森羅万象から学ぶ人生羅針盤「適度な侠気を示す」
2022.09.09
森羅万象から学ぶ人生羅針盤「適度な侠気を示す」
侠気は「きょうき」とも「おとこぎ」とも読め、苦しんでいる人や弱い人に対して、「放っておけない」と積極的に救いの手を差し伸べる気持ちを表した言葉です。弱きを助け強きを挫き、体を張って自己犠牲に及ぶ精神とも言えましょう。
そんな侠気について、中国の古典『菜根譚』のなかの言葉に、「友と交わるには、すべからく三分の侠気を帯ぶべし」とあります。友達を助ける気持ちは極めて重要ですが、そればかりに支配されていると自分を見失うことになります。つまり、友達付き合いにおいて、援助行動に及ぶ気持ちは、全体の3割程度に留めておくべきであるという指摘なのです。
俳優の森繫久彌氏が歌った『人を恋うる歌』は、歌人の与謝野鉄幹が作詞したものですが、その中にも「友を選ばば書を読みて、六分の侠気、四分の熱」とあります。友人は、読書家で義侠心に厚く、情熱的な人物が良いのですが、それでも援助行動に及ぶ気持ちは、全体の6割程度に留めるのがベストであるとしています。

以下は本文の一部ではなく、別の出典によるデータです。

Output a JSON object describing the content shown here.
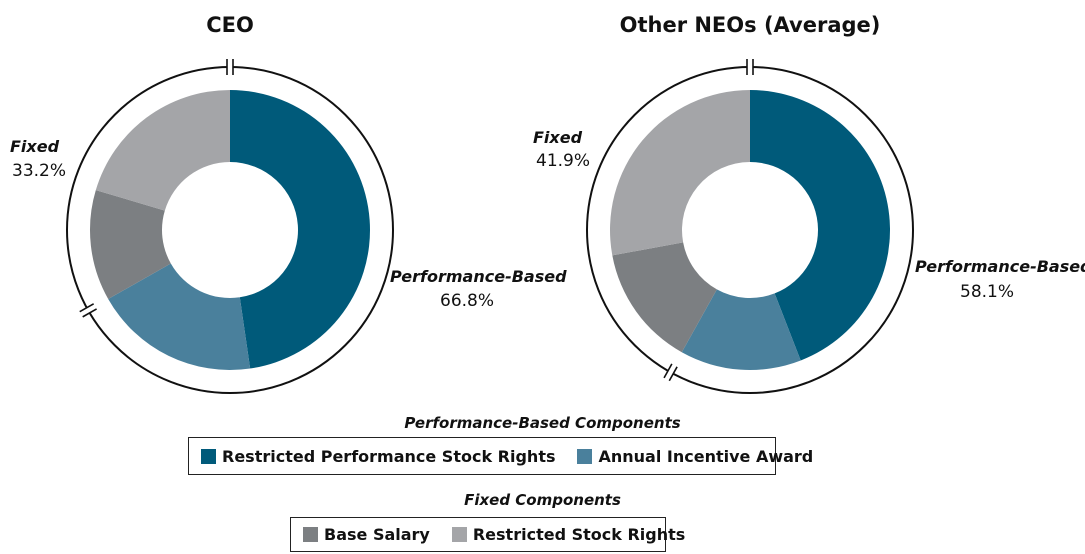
{
  "chart_data": [
    {
      "type": "donut",
      "title": "CEO",
      "categories": [
        "Restricted Performance Stock Rights",
        "Annual Incentive Award",
        "Base Salary",
        "Restricted Stock Rights"
      ],
      "values": [
        47.7,
        19.1,
        12.8,
        20.4
      ],
      "colors": [
        "#005a7a",
        "#4a809c",
        "#7c7f82",
        "#a4a5a8"
      ],
      "groups": [
        {
          "name": "Performance-Based",
          "value": 66.8,
          "label": "66.8%"
        },
        {
          "name": "Fixed",
          "value": 33.2,
          "label": "33.2%"
        }
      ]
    },
    {
      "type": "donut",
      "title": "Other NEOs (Average)",
      "categories": [
        "Restricted Performance Stock Rights",
        "Annual Incentive Award",
        "Base Salary",
        "Restricted Stock Rights"
      ],
      "values": [
        44.1,
        14.0,
        14.0,
        27.9
      ],
      "colors": [
        "#005a7a",
        "#4a809c",
        "#7c7f82",
        "#a4a5a8"
      ],
      "groups": [
        {
          "name": "Performance-Based",
          "value": 58.1,
          "label": "58.1%"
        },
        {
          "name": "Fixed",
          "value": 41.9,
          "label": "41.9%"
        }
      ]
    }
  ],
  "legend": [
    {
      "title": "Performance-Based Components",
      "items": [
        {
          "name": "Restricted Performance Stock Rights",
          "color": "#005a7a"
        },
        {
          "name": "Annual Incentive Award",
          "color": "#4a809c"
        }
      ]
    },
    {
      "title": "Fixed Components",
      "items": [
        {
          "name": "Base Salary",
          "color": "#7c7f82"
        },
        {
          "name": "Restricted Stock Rights",
          "color": "#a4a5a8"
        }
      ]
    }
  ]
}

そもそも友情とは、困っているときに助け合う相互扶助の関係ではないのです。以前、真の友情とは、自分自身がどん底の状態にあっても、友人の成功を心から喜べることであるとご案内しました。それなのに、自分のピンチに助けてくれなければ友人ではないと思っているのなら、その認識を今すぐ改めましょう。
友人を助けるために、自分が犠牲になることは友情などではなく、単なる同情に過ぎないのです。しかし、だからといって、まったくドライに構える必要はありません。お互いに迷惑をかけないように気遣い、あくまでも適度な侠気を示すことが大事であることを肝に銘じておきましょう。